Uğur Mumcu, bu nedenle bir yazısında ANAP'ı, '12 Eylül askerî yönetiminin turfanda ürünü arabesk liberal' bir parti olarak tanımladı.

***

ABD ile Türkiye arasındaki ilişkiler 1980'li yıllar boyunca güçlenmeye devam etti...

1990 yılında Sovyetler Birliği, kendisini 'sosyalist' olarak tanımlamaktan vazgeçti... Eski politbüro üyeleri temsil etmek üzere geldikleri 'federe devletlerin' başına geçerek bu ülkeleri 'liberal dünya ekonomisine' entegre ettiler... Böylece ABD patronajı altında 'küresel' bir 'yeni dünya düzeni' kuruldu...

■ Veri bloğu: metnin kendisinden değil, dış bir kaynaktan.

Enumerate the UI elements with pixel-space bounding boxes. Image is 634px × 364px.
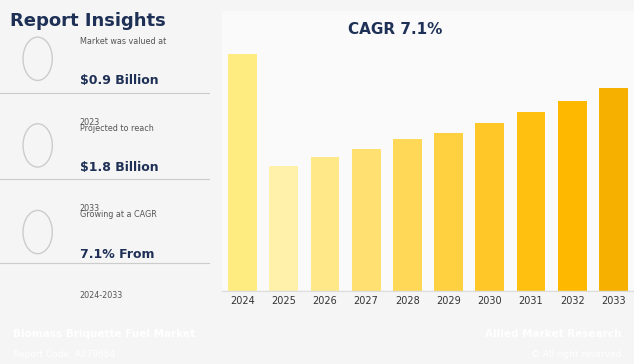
Bar <box>269 166 298 291</box>
Bar <box>352 149 380 291</box>
Text: 2023: 2023 <box>79 118 100 127</box>
Text: $0.9 Billion: $0.9 Billion <box>79 74 158 87</box>
Text: 7.1% From: 7.1% From <box>79 248 154 261</box>
Text: Growing at a CAGR: Growing at a CAGR <box>79 210 156 219</box>
Bar <box>599 88 628 291</box>
Text: 2033: 2033 <box>79 204 100 213</box>
Text: Market was valued at: Market was valued at <box>79 37 165 46</box>
Bar <box>476 123 504 291</box>
Text: Report Insights: Report Insights <box>10 12 166 30</box>
Bar <box>393 139 422 291</box>
Bar <box>517 112 545 291</box>
Text: 2024-2033: 2024-2033 <box>79 291 123 300</box>
Bar <box>228 54 257 291</box>
Bar <box>311 157 339 291</box>
Text: Projected to reach: Projected to reach <box>79 124 153 133</box>
Text: CAGR 7.1%: CAGR 7.1% <box>348 22 442 37</box>
Text: Allied Market Research: Allied Market Research <box>485 328 621 339</box>
Text: Biomass Briquette Fuel Market: Biomass Briquette Fuel Market <box>13 328 195 339</box>
Text: Report Code: A279664: Report Code: A279664 <box>13 350 115 359</box>
Bar <box>434 133 463 291</box>
Bar <box>558 101 586 291</box>
Text: © All right reserved: © All right reserved <box>531 350 621 359</box>
Text: $1.8 Billion: $1.8 Billion <box>79 161 158 174</box>
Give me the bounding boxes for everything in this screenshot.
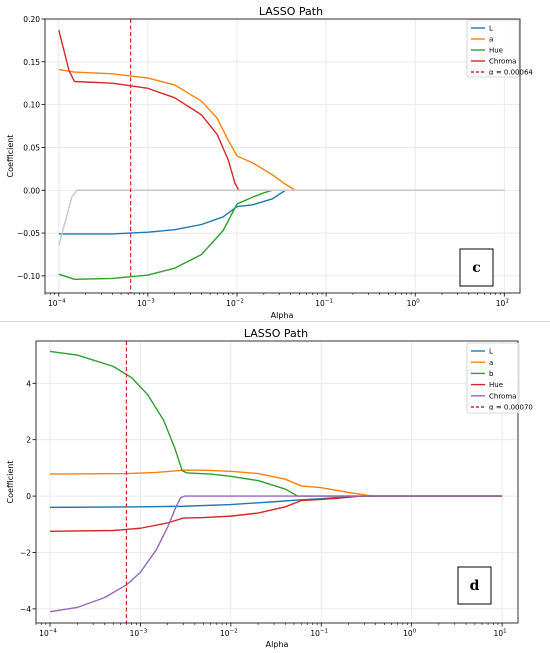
chart-title: LASSO Path: [259, 5, 323, 18]
plot-area: [36, 341, 518, 623]
panel-label-c: c: [459, 248, 494, 287]
legend-entry-label: Chroma: [489, 58, 516, 66]
panel-label-text: d: [470, 578, 480, 594]
legend: La Hue Chroma α = 0.00064: [466, 19, 533, 78]
x-axis-label: Alpha: [271, 311, 294, 320]
x-tick-label: 101: [494, 629, 507, 639]
legend-entry-label: Chroma: [489, 392, 516, 400]
series-line-chroma: [49, 495, 503, 613]
y-tick-label: −0.10: [17, 272, 40, 281]
x-axis-label: Alpha: [266, 640, 289, 649]
panel-label-box: [457, 566, 492, 605]
x-tick-label: 10−2: [226, 299, 244, 309]
series-lines: [58, 29, 505, 280]
legend-box: [466, 342, 520, 414]
x-tick-label: 10−2: [220, 629, 238, 639]
plot-frame: [35, 340, 519, 624]
y-tick-label: −0.05: [17, 229, 40, 238]
x-tick-label: 10−3: [130, 629, 148, 639]
x-axis-ticks: 10−4 10−3 10−2 10−1 100 101: [44, 293, 509, 309]
x-tick-label: 100: [407, 299, 421, 309]
legend: Lab Hue Chroma α = 0.00070: [466, 342, 533, 414]
y-tick-label: 0.20: [23, 15, 40, 24]
legend-entry-label: a: [489, 359, 493, 367]
series-line-unlabeled: [58, 189, 505, 246]
plot-frame: [44, 18, 521, 294]
series-lines: [49, 350, 503, 613]
y-tick-label: −2: [20, 549, 31, 558]
x-tick-label: 100: [403, 629, 417, 639]
chart-panel-c: LASSO Path 0.20 0.15 0.10 0.05 0.00 −0.05 −0.1…: [6, 5, 533, 320]
y-axis-label: Coefficient: [6, 461, 15, 504]
y-tick-label: 0.05: [23, 143, 40, 152]
chart-panel-d: LASSO Path 420−2−4 10−4 10−3 10−2 10−1 100 10…: [6, 327, 533, 649]
x-axis-ticks: 10−4 10−3 10−2 10−1 100 101: [35, 623, 507, 639]
legend-entry-label: α = 0.00070: [489, 404, 533, 412]
legend-entry-label: b: [489, 370, 494, 378]
x-tick-label: 10−4: [48, 299, 66, 309]
y-axis-ticks: 0.20 0.15 0.10 0.05 0.00 −0.05 −0.10: [17, 15, 45, 281]
legend-entry-label: L: [489, 348, 493, 356]
y-tick-label: 4: [26, 379, 31, 388]
y-axis-label: Coefficient: [6, 135, 15, 178]
y-tick-label: 0.00: [23, 186, 40, 195]
x-tick-label: 10−4: [39, 629, 57, 639]
plot-area: [45, 19, 520, 293]
panel-label-box: [459, 248, 494, 287]
x-tick-label: 10−1: [310, 629, 328, 639]
chart-title: LASSO Path: [244, 327, 308, 340]
y-tick-label: 0.15: [23, 58, 40, 67]
legend-entry-label: a: [489, 36, 493, 44]
legend-entry-label: L: [489, 25, 493, 33]
y-tick-label: 0.10: [23, 101, 40, 110]
y-tick-label: 0: [26, 492, 31, 501]
x-tick-label: 101: [496, 299, 509, 309]
y-tick-label: −4: [20, 605, 31, 614]
y-axis-ticks: 4 2 0 −2 −4: [20, 379, 36, 614]
legend-entry-label: Hue: [489, 47, 503, 55]
panel-label-text: c: [472, 260, 481, 276]
panel-divider: [0, 321, 550, 322]
panel-label-d: d: [457, 566, 492, 605]
legend-box: [466, 19, 520, 78]
y-tick-label: 2: [26, 436, 31, 445]
legend-entry-label: α = 0.00064: [489, 69, 533, 77]
x-tick-label: 10−3: [137, 299, 155, 309]
x-tick-label: 10−1: [315, 299, 333, 309]
legend-entry-label: Hue: [489, 381, 503, 389]
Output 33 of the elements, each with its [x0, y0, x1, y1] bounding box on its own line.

ABD, bu ortamda 'Büyük Ortadoğu Projesi' olarak bilinen projeyi uygulamaya koydu.

***

Bu proje, 'eski dünyanın kalıntısı' olarak nitelenen Ortadoğu'nun Baasçı rejimlerini ortadan kaldırmayı ve 'demokratik görünümlü' İslami rejimler kurmayı amaçlıyordu...

Başlangıçta bu olay, ABD ile ilişkileri önceden yoluna koymuş ve Ortadoğu'da 'inisiyatif alarak etkinliğini artırmayı' amaç olarak benimsemiş Turgut Özal ve hükümeti tarafından bir 'fırsat' olarak görüldü... Ancak projenin gözden kaçan bir yanı daha vardı: ABD, 'soğuk savaş' sonrası koşullarda artık güçlü bölgesel devletler istemiyor, bunların yerine resmen ya da 'fiilen' bölünmüş devletler yaratmayı planlıyordu...

Bu planlar zamanla su yüzüne çıkınca Türkiye-ABD ilişkileri yeniden 'dalgalı' bir döneme girdi.